Платон не любил Гришку — мужика с изуродованным степным ветром лицом и такой же душой.
— Жрать им надо.
— Да где я тебе ночью молоко возьму?
— Погоди, если это Гришкина сука народила, так её сюда приволокти надо. Тут сиди. Сооруди народу этому чего-нибудь, — кивнул Платон на щенков, — а телогрейку мне давай. Да не бойся ты, —вздёрнул он Ольгин носик.
Гришка не спал. Он пил вчерашний чай и рассматривал местную газету на предмет её эксплуатации в быту, когда услышал, что с улицы позвали.
— Чего там? — запахнул он куртку на облачённой в майку бездушной груди.
— Где твоя собака? — понятно спросил Платон, но сосед не понял сути.
— Зачем она тебе?
— Ну так где? — повторил тот.
— В доме.
— Порожняя или ещё брюхатая?
— Да что за чёрт? Какая тебе разница?
В этот момент из будки высунулась виноватая пегая морда. Молча поглядела на Платона и нырнула обратно в черноту неизвестности.

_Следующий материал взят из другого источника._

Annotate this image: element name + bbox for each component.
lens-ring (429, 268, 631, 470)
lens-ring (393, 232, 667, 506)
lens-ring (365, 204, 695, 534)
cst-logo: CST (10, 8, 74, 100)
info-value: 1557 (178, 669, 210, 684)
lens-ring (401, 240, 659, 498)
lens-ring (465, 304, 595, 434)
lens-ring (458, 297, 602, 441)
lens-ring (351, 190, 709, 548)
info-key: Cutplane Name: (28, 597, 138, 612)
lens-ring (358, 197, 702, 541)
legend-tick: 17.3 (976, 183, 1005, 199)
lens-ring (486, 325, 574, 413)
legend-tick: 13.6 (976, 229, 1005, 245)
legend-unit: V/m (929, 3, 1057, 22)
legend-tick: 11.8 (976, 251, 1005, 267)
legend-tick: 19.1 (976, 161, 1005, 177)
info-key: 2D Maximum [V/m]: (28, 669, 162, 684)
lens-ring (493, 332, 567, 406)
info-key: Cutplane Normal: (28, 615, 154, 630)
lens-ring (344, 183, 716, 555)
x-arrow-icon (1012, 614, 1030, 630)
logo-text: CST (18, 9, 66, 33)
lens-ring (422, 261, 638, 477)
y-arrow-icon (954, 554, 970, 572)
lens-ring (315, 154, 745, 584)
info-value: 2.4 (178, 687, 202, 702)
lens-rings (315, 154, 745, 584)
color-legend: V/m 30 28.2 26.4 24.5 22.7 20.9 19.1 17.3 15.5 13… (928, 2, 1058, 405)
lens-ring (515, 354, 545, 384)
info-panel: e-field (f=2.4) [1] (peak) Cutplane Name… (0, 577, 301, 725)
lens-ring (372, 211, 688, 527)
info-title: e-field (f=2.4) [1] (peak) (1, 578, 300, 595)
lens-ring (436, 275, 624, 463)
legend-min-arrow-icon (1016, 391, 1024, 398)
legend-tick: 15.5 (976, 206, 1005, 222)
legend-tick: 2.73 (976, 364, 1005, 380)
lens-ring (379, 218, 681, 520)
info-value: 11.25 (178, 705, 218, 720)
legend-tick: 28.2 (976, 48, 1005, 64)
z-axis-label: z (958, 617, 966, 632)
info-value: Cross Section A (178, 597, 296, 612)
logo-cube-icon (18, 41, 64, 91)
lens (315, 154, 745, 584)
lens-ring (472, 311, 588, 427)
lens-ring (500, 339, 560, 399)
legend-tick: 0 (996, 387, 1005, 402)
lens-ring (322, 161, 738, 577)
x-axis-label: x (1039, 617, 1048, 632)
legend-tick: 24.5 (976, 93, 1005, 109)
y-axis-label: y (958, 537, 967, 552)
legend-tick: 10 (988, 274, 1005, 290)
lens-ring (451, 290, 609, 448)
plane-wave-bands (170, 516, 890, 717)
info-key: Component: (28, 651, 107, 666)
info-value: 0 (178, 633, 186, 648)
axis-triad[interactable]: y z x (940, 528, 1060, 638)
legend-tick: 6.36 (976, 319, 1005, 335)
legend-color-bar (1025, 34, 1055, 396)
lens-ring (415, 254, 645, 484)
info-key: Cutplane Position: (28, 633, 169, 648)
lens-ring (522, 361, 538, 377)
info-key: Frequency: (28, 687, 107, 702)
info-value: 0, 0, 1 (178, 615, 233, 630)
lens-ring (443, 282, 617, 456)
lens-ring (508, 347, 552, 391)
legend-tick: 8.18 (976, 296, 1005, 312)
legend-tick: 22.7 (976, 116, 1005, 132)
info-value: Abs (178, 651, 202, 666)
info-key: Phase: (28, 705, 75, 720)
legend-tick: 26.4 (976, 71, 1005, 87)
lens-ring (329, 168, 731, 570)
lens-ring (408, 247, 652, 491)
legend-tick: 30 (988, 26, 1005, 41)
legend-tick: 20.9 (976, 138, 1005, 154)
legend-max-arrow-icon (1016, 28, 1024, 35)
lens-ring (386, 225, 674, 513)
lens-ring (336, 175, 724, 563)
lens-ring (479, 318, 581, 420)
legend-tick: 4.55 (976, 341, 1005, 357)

— В доме, говоришь? — Платон дёрнул наглухо запертую калитку.
— Ну ты не наглей давай! — Гришка искал случайных свидетелей разговора.
— Это ты сосунков в балку скинул? — прямо спросил Платон.
— А зачем они мне нужны здесь?
— Выпусти собаку, пусть детей покормит.
— Ты их сюда что ли притащил?
— У Ольги они. Выпускай, пока я тебе калитку не вышиб.
Гришка, втянув шею, засеменил к калитке. На вытянутой руке повернул щеколду и отпрянул обратно.
— Иди вон к нему, шкура, — обратился он в черноту будки.
Платон присвистнул: пегая морда снова показалась наружу, а затем и её, сбросившее материнскую ношу, тело. Она поковыляла к тому, от кого пахло её кровью. Густое и белое дыхание Платона поднималось, как пар из котла жизни; ему хотелось подойти к Гришке и крепко ударить его.
Степь молчала — ей не придётся видеть сегодня, как Платон неторопливо будет выбивать из Гришки расхристанную дурь, когда угловатая и длинная тень его станет метаться среди голых и равнодушных деревьев. Биться с никому не нужным мертвецом не имеет никакого смысла… а для всякой борьбы должен быть смысл.
Умостившись на широкой груди Платона, Ольга смотрела в дальний угол комнаты, где из пегой матери жадно пили жизнь черноголовые болванчики.